Simultaneous Inference for Generalized Linear Models with Unmeasured Confounders
针对基因组研究中因未测量混杂因素导致标准方法失效的问题,提出一种统一框架,通过正交结构、线性投影和偏差校正,实现广义线性模型的大规模假设检验,有效控制错误发现率。
Tens of thousands of simultaneous hypothesis tests are routinely performed in genomic studies to identify differentially expressed genes. However, due to unmeasured confounders, many standard statistical approaches may be substantially biased. This article investigates the large-scale hypothesis testing problem for multivariate generalized linear models in the presence of confounding effects. Under arbitrary confounding mechanisms, we propose a unified statistical estimation and inference framework that harnesses orthogonal structures and integrates linear projections into three key stages. It begins by disentangling marginal and uncorrelated confounding effects to recover the latent coefficients. Subsequently, latent factors and primary effects are jointly estimated through lasso-type optimization. Finally, we incorporate projected and weighted bias-correction steps for hypothesis testing.
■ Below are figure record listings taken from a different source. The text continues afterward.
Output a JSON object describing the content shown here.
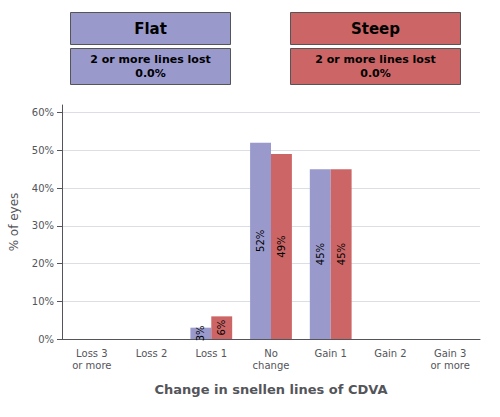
{
  "chart_data": {
    "type": "bar",
    "categories": [
      "Loss 3\nor more",
      "Loss 2",
      "Loss 1",
      "No\nchange",
      "Gain 1",
      "Gain 2",
      "Gain 3\nor more"
    ],
    "series": [
      {
        "name": "Flat",
        "color": "#9999CC",
        "values": [
          0,
          0,
          3,
          52,
          45,
          0,
          0
        ],
        "value_labels": [
          null,
          null,
          "3%",
          "52%",
          "45%",
          null,
          null
        ],
        "annotation": "2 or more lines lost\n0.0%"
      },
      {
        "name": "Steep",
        "color": "#CC6666",
        "values": [
          0,
          0,
          6,
          49,
          45,
          0,
          0
        ],
        "value_labels": [
          null,
          null,
          "6%",
          "49%",
          "45%",
          null,
          null
        ],
        "annotation": "2 or more lines lost\n0.0%"
      }
    ],
    "xlabel": "Change in snellen lines of CDVA",
    "ylabel": "% of eyes",
    "ylim": [
      0,
      62
    ],
    "yticks": [
      {
        "value": 0,
        "label": "0%"
      },
      {
        "value": 10,
        "label": "10%"
      },
      {
        "value": 20,
        "label": "20%"
      },
      {
        "value": 30,
        "label": "30%"
      },
      {
        "value": 40,
        "label": "40%"
      },
      {
        "value": 50,
        "label": "50%"
      },
      {
        "value": 60,
        "label": "60%"
      }
    ],
    "grid": true,
    "data_labels": true
  }
}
Theoretically, we establish the identification conditions of various effects and non-asymptotic error bounds. We show effective Type-I error control of asymptotic z-tests as sample and response sizes approach infinity. Numerical experiments demonstrate that the proposed method controls the false discovery rate by the Benjamini-Hochberg procedure and is more powerful than alternative methods. By comparing single-cell RNA-seq counts from two groups of samples, we demonstrate the suitability of adjusting confounding effects when significant covariates are absent from the model. Supplementary materials for this article are available online, including a standardized description of the materials available for reproducing the work.